If you compare to what we just talked about that libvirt itself is not virtualization, but it orchestrates. You know, the management needs the request from the app and send whatever API over to either qdmu or KVM. So people always misunderstood between qvmu and KVM. They thought I can only use one or the other. In fact the visualization, the modern virtualization on the Linux, it’s using a mix of both. There are hardware like a PCI host, like a song card, all of those could be say, emulated. But things like CPU or memory, even GPU can be pass through via the KVM mechanism. So it’s a hybrid of both. It is actually extremely difficult to use only KVM to do virtualization.

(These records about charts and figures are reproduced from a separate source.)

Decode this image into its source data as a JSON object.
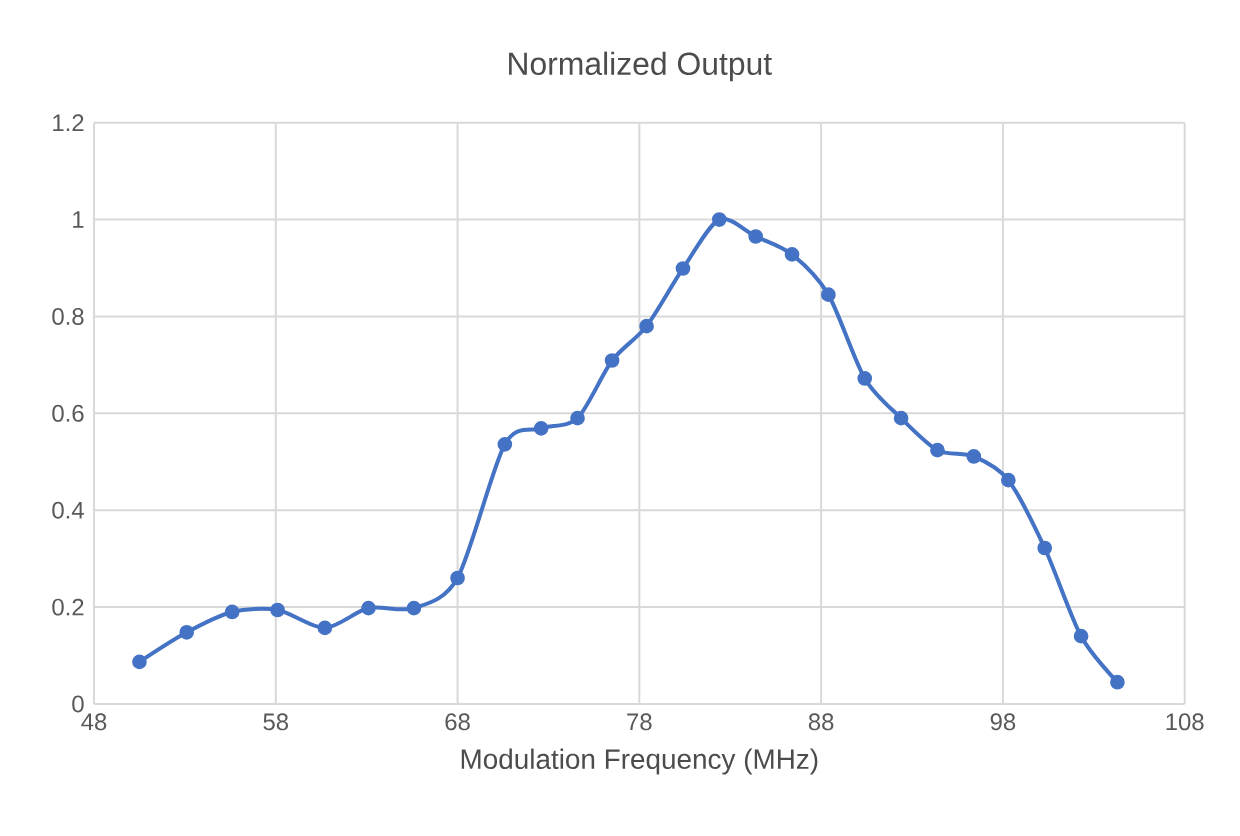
{
  "chart_data": {
    "type": "line",
    "title": "Normalized Output",
    "xlabel": "Modulation Frequency (MHz)",
    "x": [
      50.5,
      53.1,
      55.6,
      58.1,
      60.7,
      63.1,
      65.6,
      68.0,
      70.6,
      72.6,
      74.6,
      76.5,
      78.4,
      80.4,
      82.4,
      84.4,
      86.4,
      88.4,
      90.4,
      92.4,
      94.4,
      96.4,
      98.3,
      100.3,
      102.3,
      104.3
    ],
    "series": [
      {
        "color": "#4472c4",
        "values": [
          0.087,
          0.148,
          0.19,
          0.194,
          0.157,
          0.198,
          0.198,
          0.26,
          0.536,
          0.569,
          0.59,
          0.709,
          0.78,
          0.899,
          1.0,
          0.965,
          0.928,
          0.845,
          0.672,
          0.59,
          0.524,
          0.511,
          0.462,
          0.322,
          0.14,
          0.045
        ]
      }
    ],
    "xlim": [
      48,
      108
    ],
    "xticks": [
      48,
      58,
      68,
      78,
      88,
      98,
      108
    ],
    "ylim": [
      0,
      1.2
    ],
    "yticks": [
      0,
      {
        "value": 0.2,
        "label": "0.2"
      },
      {
        "value": 0.4,
        "label": "0.4"
      },
      {
        "value": 0.6,
        "label": "0.6"
      },
      {
        "value": 0.8,
        "label": "0.8"
      },
      1,
      {
        "value": 1.2,
        "label": "1.2"
      }
    ],
    "grid": true,
    "marker": "circle",
    "line_style": "solid"
  }
}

So it has to be a combination of two, in other words. on the other hand, you cannot just use QMU to emulate everything because it would be simply slow. Yeah, so we use libvirt. I think there’s some other technology like a virtual box. I don’t know much detail about the virtual. But simply because it’s not open source, we looked at, we considered that at the very beginning, but then we just decided we would stay with QMU KVM via the libvirt. I hope that clarifies your question.